ThoughtWorks on App Engine for Java: Google I/O Enterprise track



ThoughtWorks' CTO, Rebecca Parsons and Martin Fowler presented (with usual panache) this overview of ThoughtWorks' findings on Google App Engine (and the cloud in general) at Google I/O. Being part of the enterprise track, their talk focussed on enterprise readiness/applicability.

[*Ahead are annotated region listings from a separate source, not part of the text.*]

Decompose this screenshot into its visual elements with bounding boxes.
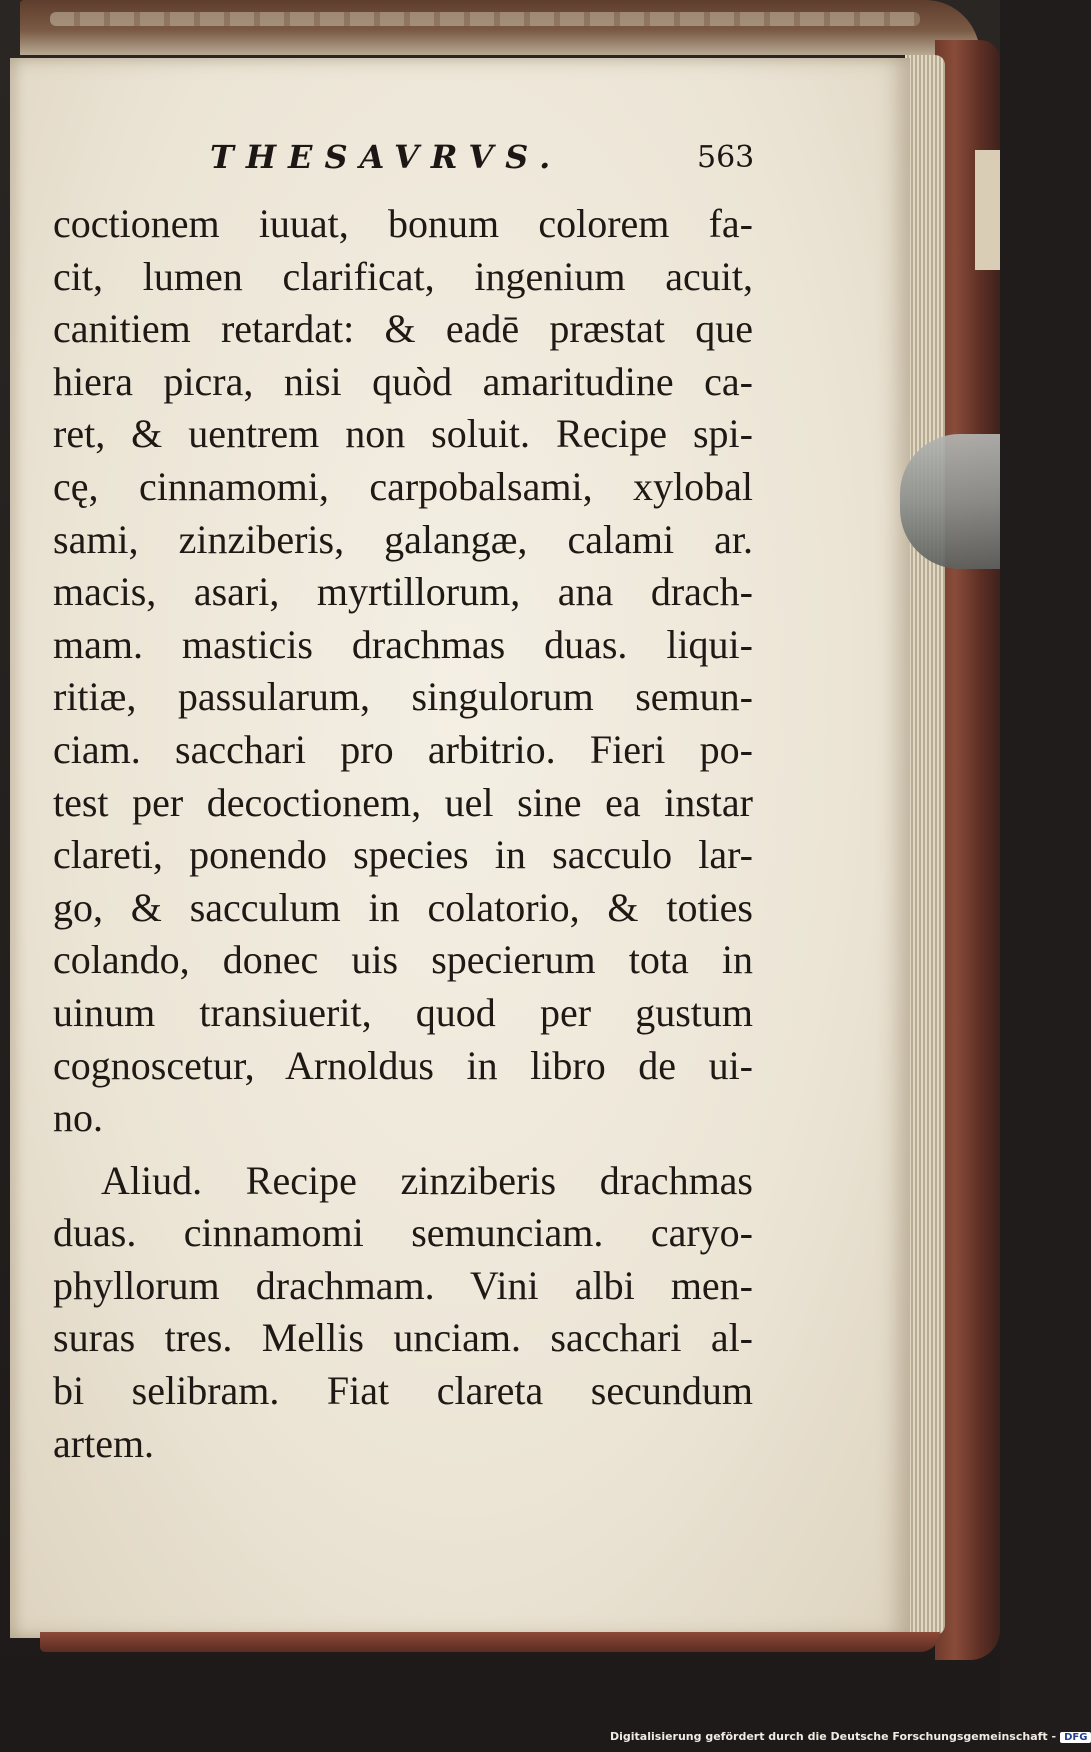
page-header bbox=[200, 138, 780, 188]
text-line: sami, zinziberis, galangæ, calami ar. bbox=[53, 516, 753, 562]
text-line: ritiæ, passularum, singulorum semun- bbox=[53, 674, 753, 720]
text-line: duas. cinnamomi semunciam. caryo- bbox=[53, 1210, 753, 1256]
text-line: ciam. sacchari pro arbitrio. Fieri po- bbox=[53, 726, 753, 772]
page-edges bbox=[905, 55, 945, 1635]
text-line: no. bbox=[53, 1095, 103, 1141]
credit-text: Digitalisierung gefördert durch die Deutsche Forschungsgemeinschaft - bbox=[610, 1730, 1057, 1743]
paragraph-2 bbox=[53, 1155, 753, 1471]
paragraph-gap bbox=[53, 1145, 753, 1155]
text-line: test per decoctionem, uel sine ea instar bbox=[53, 779, 753, 825]
page-number: 563 bbox=[697, 140, 755, 175]
spine-label-fragment bbox=[975, 150, 1000, 270]
text-line: Aliud. Recipe zinziberis drachmas bbox=[101, 1157, 753, 1203]
text-line: macis, asari, myrtillorum, ana drach- bbox=[53, 569, 753, 615]
text-block bbox=[53, 198, 753, 1470]
text-line: colando, donec uis specierum tota in bbox=[53, 937, 753, 983]
paragraph-1 bbox=[53, 198, 753, 1145]
text-line: clareti, ponendo species in sacculo lar- bbox=[53, 832, 753, 878]
text-line: ret, & uentrem non soluit. Recipe spi- bbox=[53, 411, 753, 457]
text-line: cognoscetur, Arnoldus in libro de ui- bbox=[53, 1042, 753, 1088]
text-line: cit, lumen clarificat, ingenium acuit, bbox=[53, 253, 753, 299]
text-line: cę, cinnamomi, carpobalsami, xylobal bbox=[53, 463, 753, 509]
book-bottom-edge bbox=[40, 1632, 940, 1652]
text-line: bi selibram. Fiat clareta secundum bbox=[53, 1368, 753, 1414]
text-line: phyllorum drachmam. Vini albi men- bbox=[53, 1262, 753, 1308]
text-line: hiera picra, nisi quòd amaritudine ca- bbox=[53, 358, 753, 404]
dfg-logo: DFG bbox=[1060, 1732, 1091, 1743]
digitization-credit bbox=[610, 1730, 1091, 1743]
text-line: mam. masticis drachmas duas. liqui- bbox=[53, 621, 753, 667]
text-line: suras tres. Mellis unciam. sacchari al- bbox=[53, 1315, 753, 1361]
page-clip bbox=[900, 434, 1000, 569]
text-line: uinum transiuerit, quod per gustum bbox=[53, 989, 753, 1035]
text-line: coctionem iuuat, bonum colorem fa- bbox=[53, 201, 753, 246]
text-line: go, & sacculum in colatorio, & toties bbox=[53, 884, 753, 930]
running-head: THESAVRVS. bbox=[210, 138, 563, 176]
book-top-edge bbox=[20, 0, 980, 55]
text-line: artem. bbox=[53, 1420, 155, 1466]
text-line: canitiem retardat: & eadē præstat que bbox=[53, 306, 753, 352]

A summary for the busy technologist:

Google App Engine
  1. A reasonable option for a number of applications.
  2. Sets the bar in terms of low barrier to entry
  3. Technical things to consider before taking the plunge:
    1. Testing - development environment not (yet) quite the same as production.
    2. Persistence - Different idioms needed than when persisting to relational databases.
    3. Concurrency - The deployment sandbox is effectively single threaded. A whole bunch of Java libraries that spawn their own threads will need to be ported over before they can be used on the app engine. Moving away from shared memory concurrency is probably good anyway.
Advice for the enterprise
  1. There is a spectrum from infrastructure (Amazon) to applications (Salesforce) with platform (app engine) being in the middle but closer to infrastructure. Domain specific play (statistical analysis cloud) is possible in the space between platform and applications. Of course, considering the venue, the speakers did not emit competing names like Amazon or Microsoft.
  2. Standard potential advantages - dynamic scaling, low entry barrier (therefore low downside risk), pay as you go (op-ex over cap-ex)
  3. Economies of scale (in terms of skilled people and infrastructure) mean that it is much harder to do-it-yourself (private clouds).
  4. Security, privacy and IP - SLAs are ok but not nearly as good as the ability to fire your CIO when things go horribly wrong.
  5. Is it really cheaper? - Unambiguous yes only if you move everything and close down your own data center.
  6. Need new IT org? - probably yes - hopefully one that has better relations with the business.
  7. Vendor lock-in? - probably not much worse than Oracle lock-in.
  8. Other use cases - experiments, spiky one-time computational needs.
  9. This is another of those things that lets you focus on core competencies.
  10. Has the potential to solve the last-mile problem in agile software development - frequent and incremental deployment to production.